夏星燃脸上发烧,嘴上倒不肯落下风:“你自己不会拿?”
“会啊。”陆承宇低头晃了晃自己那瓶,“这不是自己拿了。”又装模作样地叹气:“行吧,果然帅哥和帅哥也是有区别的。”
旁边有人听见,已经开始憋笑。
体育委员正好从那边跑过来,听见这话差点翻白眼:“你先别骚了,跳远检录快到了,老周找你半天。”
“这么快?”陆承宇挑眉。
“废话,你今天报了多少项目你自己没数?”
“有数啊。”陆承宇把水瓶往手里转了圈,还不忘冲夏星燃笑,“那我先走了,夏队长,下次有水也记得考虑一下二百米冠军。”
夏星燃没好气:“你想得美,就不给你。”
“我一向想得挺美。”
“滚吧你。”
“别错过检录。”
这话本来挺正常,可从宋元汀嘴里出来,就莫名像在赶人。
陆承宇倒也不恼,反而像觉得挺有意思,拖着调子应了声:“行,待会见。”
他说完往后退了半步,冲夏星燃抬了抬下巴,算是打过招呼,转身真往跳远检录区那边去了。
等夏星燃一回到啦啦队那边,旁边几个女生立刻围上来。
“他接了?说啥了?”
夏星燃努力让自己语气平常:“就……谢谢。”
“就谢谢?”
“还说什么了?就只说了谢谢?”
“还有一句‘还行,只是正常发挥。”
几个人先是一愣,随后笑得肩膀都发颤。
“完了,这也太宋元汀了。”
“但是怎么办,更苏了。”
“星星,你是不是彻底没救了。”
“夏队,你脸怎么这么红?”
“闭嘴。”
夏星燃抬手作势要打人,语气凶巴巴的,眼神却根本藏不住那点慌乱和甜意。
校运会最妙的地方,本来就不只是比赛本身。是这边刚有人冲线第一,另一边又有人越过横杆;是看台上的起哄一波接一波,班主任刚骂完人,转头又得替自己班选手看成绩;有人借送水靠近心上人,有人则顶着张欠揍的脸四处撩拨,把整个操场搅得比太阳底下的热浪还乱。

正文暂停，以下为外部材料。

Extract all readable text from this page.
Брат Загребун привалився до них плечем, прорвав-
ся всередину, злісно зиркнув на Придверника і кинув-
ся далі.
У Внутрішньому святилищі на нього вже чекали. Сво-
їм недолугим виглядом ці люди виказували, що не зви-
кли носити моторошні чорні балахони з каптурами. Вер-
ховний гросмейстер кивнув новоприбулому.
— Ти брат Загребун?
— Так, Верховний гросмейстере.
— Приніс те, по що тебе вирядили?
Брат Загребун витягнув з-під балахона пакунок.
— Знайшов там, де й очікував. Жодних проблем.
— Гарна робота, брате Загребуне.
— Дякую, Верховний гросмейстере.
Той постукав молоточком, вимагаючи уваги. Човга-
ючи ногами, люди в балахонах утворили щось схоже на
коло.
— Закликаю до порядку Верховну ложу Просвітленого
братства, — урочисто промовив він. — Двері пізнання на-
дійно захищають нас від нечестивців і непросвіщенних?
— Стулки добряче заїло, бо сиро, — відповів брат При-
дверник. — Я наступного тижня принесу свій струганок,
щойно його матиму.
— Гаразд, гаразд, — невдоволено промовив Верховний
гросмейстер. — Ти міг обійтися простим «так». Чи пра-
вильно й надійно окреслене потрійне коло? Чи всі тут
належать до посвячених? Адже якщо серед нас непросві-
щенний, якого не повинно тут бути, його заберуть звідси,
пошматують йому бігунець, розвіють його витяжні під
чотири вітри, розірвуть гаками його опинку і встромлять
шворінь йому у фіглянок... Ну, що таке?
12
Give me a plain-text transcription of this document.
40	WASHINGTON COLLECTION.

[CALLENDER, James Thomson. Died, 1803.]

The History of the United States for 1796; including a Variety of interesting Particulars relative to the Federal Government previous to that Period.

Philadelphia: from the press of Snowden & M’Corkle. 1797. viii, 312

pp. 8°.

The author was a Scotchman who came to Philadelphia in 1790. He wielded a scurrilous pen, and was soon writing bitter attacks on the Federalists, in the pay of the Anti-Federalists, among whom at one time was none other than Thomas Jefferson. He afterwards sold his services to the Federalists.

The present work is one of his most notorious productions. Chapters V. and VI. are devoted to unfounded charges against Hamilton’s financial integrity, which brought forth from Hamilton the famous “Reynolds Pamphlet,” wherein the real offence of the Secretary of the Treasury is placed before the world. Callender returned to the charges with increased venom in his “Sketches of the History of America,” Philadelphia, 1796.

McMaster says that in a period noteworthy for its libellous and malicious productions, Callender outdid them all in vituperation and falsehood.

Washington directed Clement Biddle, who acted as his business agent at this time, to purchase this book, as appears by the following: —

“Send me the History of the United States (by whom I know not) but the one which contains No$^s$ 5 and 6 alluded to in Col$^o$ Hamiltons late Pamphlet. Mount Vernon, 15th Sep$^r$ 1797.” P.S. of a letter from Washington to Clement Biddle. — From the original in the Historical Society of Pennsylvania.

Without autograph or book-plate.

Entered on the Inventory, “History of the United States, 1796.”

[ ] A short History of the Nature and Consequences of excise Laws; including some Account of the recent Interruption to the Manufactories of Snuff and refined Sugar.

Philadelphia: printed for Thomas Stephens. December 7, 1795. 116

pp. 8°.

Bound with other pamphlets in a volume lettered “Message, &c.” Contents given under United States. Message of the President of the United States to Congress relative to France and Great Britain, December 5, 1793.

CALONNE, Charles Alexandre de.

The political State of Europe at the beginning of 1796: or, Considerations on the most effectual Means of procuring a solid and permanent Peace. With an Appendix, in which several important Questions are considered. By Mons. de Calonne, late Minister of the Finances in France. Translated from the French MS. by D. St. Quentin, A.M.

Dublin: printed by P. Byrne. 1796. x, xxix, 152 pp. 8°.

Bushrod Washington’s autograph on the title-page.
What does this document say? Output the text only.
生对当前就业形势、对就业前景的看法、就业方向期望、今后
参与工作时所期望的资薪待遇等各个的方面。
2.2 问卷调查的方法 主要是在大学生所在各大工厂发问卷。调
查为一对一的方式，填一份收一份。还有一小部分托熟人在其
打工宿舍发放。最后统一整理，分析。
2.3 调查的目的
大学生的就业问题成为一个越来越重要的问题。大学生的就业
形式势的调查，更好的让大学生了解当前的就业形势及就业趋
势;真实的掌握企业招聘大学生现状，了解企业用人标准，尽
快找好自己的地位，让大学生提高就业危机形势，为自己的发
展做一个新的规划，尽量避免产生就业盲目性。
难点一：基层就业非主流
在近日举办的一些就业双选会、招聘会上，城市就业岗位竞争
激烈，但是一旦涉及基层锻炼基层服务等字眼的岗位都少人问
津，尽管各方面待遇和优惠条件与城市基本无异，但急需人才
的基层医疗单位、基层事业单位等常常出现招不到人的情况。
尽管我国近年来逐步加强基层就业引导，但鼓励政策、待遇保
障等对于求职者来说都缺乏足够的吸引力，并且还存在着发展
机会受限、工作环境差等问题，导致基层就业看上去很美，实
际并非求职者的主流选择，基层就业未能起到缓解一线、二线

陆承宇往那儿一站,刚才从二百米带过来的热度好像都没散干净,沿途碰见熟人还有心情抬抬下巴打招呼。
“又来一个项目?”
“嗯。”陆承宇笑得挺理所当然,“优秀的人总是比较忙。”
“滚。”
“怎么说话呢。”他把号码牌捋正,“对冠军候选人尊重点。”
低头活动了下脚腕,刚刚那股吊儿郎当的劲还在,可眉眼间已经收起几分散漫。旁边有人跟他说话,他懒洋洋应了句,眼睛却往看台那边扫了一眼。
然后,他忽然笑了。
“笑什么?”同组的人莫名其妙。
“没什么。”陆承宇舌尖抵了下后槽牙,语气轻飘飘的,“就是觉得,今天看我的人好像有点多。”
那人无语了两秒:“你能不能别这么自恋?”
“事实而已。”跳远场的起哄声也很快响了起来。
“陆承宇!别装了,赶紧跳!”
“你今天要是真再拿一个第一,老周晚上做梦都得笑醒!”
“笑醒算什么。”陆承宇踩了踩起跳点,回头冲看台那边一扬眉,眼尾全是明晃晃的张扬,“我今天争取让他直接乐得睡不着。”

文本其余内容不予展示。